A survey of more than 4,000 C-suite and senior IT leaders, published by Veeam to mark World Backup Day, has found that 76% of organisations believe they could not survive more than three days of complete data downtime. The finding places data outages ahead of economic recession as the risk that most concerns executives.
The numbers paint a picture of widespread anxiety paired with limited confidence in recovery capabilities. Nearly half of respondents (47%) expect a significant data breach or cyberattack in the coming year, yet only 32% believe their organisation could fully recover critical data and business operations after such an event. Ransomware and cyberattacks remain the most-cited threat at 67%, with AI-related risks — data leaks, algorithmic bias, uncontrolled automation — registering at 29%.
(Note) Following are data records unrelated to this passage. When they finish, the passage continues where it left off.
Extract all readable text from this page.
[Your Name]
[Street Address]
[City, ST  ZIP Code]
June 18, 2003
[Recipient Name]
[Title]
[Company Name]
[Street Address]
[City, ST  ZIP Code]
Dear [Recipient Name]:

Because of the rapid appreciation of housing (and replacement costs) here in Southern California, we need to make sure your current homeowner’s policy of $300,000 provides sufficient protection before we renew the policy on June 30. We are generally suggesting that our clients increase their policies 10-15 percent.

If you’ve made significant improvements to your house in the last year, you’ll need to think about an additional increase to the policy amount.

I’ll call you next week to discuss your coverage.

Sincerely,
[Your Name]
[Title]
The gap between perceived threat and recovery confidence is arguably the survey's most striking finding. Organisations know they are vulnerable, but a combination of fragmented ownership, limited board engagement, and insufficient testing appears to be preventing meaningful progress. Just 31% of boards review resilience readiness on a quarterly basis, and responsibility for data resilience is typically spread across CIOs, CISOs, heads of risk, and COOs with no single point of accountability.
There is a human dimension too. Fifty-seven per cent of leaders reported that employees have resigned, threatened to resign, or experienced burnout following major cyber incidents — a figure that rarely surfaces in vendor surveys but speaks to the operational reality of living through a serious breach.
Backups are the last line of truth in a world where AI can fabricate, ransomware can encrypt, and a single misconfiguration can cascade across an entire infrastructure in minutes.
On the causes of data loss, external cyberattack leads at 26%, followed by human error at 23% and system or hardware failure at 16%. Eighty-three per cent of organisations experienced data outages that were not immediately resolved over the past five years.
The survey was conducted by Censuswide between November 2025 across organisations with at least 250 employees in the UK, US, Germany, France, Australia, and New Zealand. As with all vendor-commissioned research, the framing naturally supports the commissioning company's market position, but the sample size and geographic spread give the headline figures reasonable weight.